Fourier series and convergence

[Niles]

Homework Statement

Hi all.

There is an example in my book, where we have the following Fourier series, and the author writes it as:

$$f(x) = \sum\limits_{n = 1}^\infty {\left( {\frac{{( - 1)^n }}{{n^2 }}\cos \left( {\frac{{n\pi x}}{p}} \right) + \frac{1}{n}\sin \left( {\frac{{n\pi x}}{p}} \right)} \right)} = \sum\limits_{n = 1}^\infty {\frac{{( - 1)^n }}{{n^2 }}\cos \left( {\frac{{n\pi x}}{p}} \right)} + \sum\limits_{n = 1}^\infty {\frac{1}{n}\sin \left( {\frac{{n\pi x}}{p}} \right)}$$

First of all, we are only allowed to split the sum up if, and only if each part in the summation converges, but the author does not check if they do or don't. Is he making a mistake or am I missing something?

 

[marcusl]

These expressions are identically equal because addition is associative. That is, it doesn't matter what in what order you add numbers.

 

[Niles]

Hmm, according to my analysis-book, both series have to converge in order for us to divide the sum up.

 

[statdad]

You are write - if the two series converge absolutely then the original sum equals the sum of the two terms as shown. But I have a question.

You've given this:

The following code was used to generate this LaTeX image:


$$f(x) = \sum\limits_{n = 1}^\infty {\left( {\frac{{( - 1)^n }}{{n^2 }}\cos \left( {\frac{{n\pi x}}{p}} \right) + \frac{1}{n}\sin \left( {\frac{{n\pi x}}{p}} \right)} \right)} = \sum\limits_{n = 1}^\infty {\frac{{( - 1)^n }}{{n^2 }}\cos \left( {\frac{{n\pi x}}{p}} \right)} + \sum\limits_{n = 1}^\infty {\frac{1}{n}\sin \left( {\frac{{n\pi x}}{p}} \right)}$$

If this is written as a way of saying "the function $$f$$ can be formally represented by this series, then convergence isn't an issue (although usually the notation $$f(x) \sim$$ is used rather than equality)

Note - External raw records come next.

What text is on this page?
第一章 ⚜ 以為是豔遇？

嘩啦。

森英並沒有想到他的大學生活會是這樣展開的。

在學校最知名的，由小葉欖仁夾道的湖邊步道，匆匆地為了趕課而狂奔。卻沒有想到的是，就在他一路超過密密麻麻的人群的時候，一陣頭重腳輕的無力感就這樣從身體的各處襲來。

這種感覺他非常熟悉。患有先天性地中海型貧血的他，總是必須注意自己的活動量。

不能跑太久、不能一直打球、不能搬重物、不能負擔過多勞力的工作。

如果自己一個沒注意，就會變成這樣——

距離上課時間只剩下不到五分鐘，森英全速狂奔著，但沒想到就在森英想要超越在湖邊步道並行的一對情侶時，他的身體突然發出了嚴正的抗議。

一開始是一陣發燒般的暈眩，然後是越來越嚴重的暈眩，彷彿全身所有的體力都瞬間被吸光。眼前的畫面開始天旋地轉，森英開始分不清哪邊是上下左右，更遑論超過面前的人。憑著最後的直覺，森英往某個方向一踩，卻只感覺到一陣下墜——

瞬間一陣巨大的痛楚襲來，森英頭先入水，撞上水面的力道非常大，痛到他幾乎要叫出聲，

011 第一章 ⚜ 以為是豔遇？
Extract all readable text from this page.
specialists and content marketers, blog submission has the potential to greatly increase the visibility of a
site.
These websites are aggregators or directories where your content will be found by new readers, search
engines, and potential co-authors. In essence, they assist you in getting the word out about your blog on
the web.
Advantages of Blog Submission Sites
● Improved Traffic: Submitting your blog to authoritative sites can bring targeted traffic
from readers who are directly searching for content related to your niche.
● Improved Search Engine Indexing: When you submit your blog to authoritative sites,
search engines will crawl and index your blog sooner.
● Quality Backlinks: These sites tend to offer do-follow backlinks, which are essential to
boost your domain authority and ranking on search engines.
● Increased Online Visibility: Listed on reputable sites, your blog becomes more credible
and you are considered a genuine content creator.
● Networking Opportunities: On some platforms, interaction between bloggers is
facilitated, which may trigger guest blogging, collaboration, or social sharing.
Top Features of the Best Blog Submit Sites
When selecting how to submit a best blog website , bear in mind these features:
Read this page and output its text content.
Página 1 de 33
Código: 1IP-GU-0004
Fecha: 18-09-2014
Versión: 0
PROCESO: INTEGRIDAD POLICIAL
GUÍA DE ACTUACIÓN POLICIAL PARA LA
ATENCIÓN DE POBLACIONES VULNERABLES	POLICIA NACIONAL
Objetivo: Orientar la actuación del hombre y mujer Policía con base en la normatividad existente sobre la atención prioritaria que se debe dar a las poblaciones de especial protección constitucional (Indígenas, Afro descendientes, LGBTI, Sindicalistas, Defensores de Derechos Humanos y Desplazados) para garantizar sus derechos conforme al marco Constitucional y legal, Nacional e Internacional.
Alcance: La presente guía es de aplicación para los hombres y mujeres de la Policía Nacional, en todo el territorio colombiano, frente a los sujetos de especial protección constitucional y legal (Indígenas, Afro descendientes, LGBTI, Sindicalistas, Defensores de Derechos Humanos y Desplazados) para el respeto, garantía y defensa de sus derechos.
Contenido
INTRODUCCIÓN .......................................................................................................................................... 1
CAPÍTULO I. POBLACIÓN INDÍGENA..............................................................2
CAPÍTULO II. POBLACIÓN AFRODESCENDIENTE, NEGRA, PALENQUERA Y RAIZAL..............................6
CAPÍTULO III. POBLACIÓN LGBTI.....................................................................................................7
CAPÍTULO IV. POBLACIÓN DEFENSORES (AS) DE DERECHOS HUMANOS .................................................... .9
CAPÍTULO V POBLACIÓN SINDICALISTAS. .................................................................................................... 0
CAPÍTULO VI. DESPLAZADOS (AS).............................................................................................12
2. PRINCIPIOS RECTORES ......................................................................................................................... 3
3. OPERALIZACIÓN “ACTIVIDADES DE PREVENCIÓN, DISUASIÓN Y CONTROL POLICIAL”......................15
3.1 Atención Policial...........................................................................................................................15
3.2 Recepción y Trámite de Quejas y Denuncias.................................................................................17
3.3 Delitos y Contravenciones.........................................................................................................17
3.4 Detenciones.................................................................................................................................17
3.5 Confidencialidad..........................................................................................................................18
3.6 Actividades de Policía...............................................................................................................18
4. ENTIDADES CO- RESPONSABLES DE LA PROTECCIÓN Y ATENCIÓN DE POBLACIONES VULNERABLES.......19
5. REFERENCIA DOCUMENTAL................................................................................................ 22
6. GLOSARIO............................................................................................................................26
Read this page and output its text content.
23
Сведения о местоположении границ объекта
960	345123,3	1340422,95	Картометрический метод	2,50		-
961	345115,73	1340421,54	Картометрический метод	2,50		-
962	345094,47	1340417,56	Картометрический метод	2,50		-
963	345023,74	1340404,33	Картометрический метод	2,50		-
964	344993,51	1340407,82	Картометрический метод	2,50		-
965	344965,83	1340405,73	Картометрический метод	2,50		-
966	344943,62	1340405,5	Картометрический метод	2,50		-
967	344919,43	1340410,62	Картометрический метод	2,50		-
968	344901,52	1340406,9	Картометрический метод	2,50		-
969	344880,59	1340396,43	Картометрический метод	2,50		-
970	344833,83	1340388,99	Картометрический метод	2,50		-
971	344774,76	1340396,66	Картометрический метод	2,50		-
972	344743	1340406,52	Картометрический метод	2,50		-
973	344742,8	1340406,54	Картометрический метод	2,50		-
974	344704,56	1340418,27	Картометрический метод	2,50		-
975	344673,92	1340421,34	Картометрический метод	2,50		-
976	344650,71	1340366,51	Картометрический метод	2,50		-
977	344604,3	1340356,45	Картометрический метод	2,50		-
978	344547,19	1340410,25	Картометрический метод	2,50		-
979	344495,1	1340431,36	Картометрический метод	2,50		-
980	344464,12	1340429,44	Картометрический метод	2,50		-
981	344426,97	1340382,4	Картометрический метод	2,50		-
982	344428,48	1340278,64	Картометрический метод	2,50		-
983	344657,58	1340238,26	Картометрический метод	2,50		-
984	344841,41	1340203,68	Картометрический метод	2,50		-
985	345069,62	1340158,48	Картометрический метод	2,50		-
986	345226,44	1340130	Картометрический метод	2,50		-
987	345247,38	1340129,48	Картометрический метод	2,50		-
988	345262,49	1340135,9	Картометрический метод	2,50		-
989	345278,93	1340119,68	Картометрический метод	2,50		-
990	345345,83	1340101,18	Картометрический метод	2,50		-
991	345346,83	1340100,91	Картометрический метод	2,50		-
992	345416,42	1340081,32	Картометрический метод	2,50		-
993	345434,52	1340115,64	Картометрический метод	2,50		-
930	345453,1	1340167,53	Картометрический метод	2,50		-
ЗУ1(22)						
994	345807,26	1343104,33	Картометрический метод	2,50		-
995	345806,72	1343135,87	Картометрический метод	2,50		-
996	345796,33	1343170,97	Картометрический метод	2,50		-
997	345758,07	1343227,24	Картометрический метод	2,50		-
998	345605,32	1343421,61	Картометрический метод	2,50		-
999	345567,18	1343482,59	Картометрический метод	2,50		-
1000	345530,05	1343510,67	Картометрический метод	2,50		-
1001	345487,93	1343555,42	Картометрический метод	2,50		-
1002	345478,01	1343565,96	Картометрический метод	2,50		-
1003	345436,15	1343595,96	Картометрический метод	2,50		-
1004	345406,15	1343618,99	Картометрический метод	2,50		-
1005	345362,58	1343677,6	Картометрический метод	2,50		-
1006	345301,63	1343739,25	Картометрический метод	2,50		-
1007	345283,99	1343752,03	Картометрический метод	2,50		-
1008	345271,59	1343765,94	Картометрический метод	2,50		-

If the statement is that the first series actually converges to $$f$$, then there may be a theorem that says "given these conditions on a function, the Fourier series actually converges and ...", and the work is justified by that. A final possibility is that the reader is supposed to supply the details about why this is valid.

(There is always the possibility of a typographical error in the text, but one of this magnitude would be, I think, rare)

 

[marcusl]

The first sum is convergent, but the second requires thought. Break the second sum into a sum over odd integers plus a sum over even integers. The sum over odds describes a square wave of period 2p, so it is convergent. Every term in the even sum is smaller than the corresponding term in the odd sum, so it is convergent also by comparison.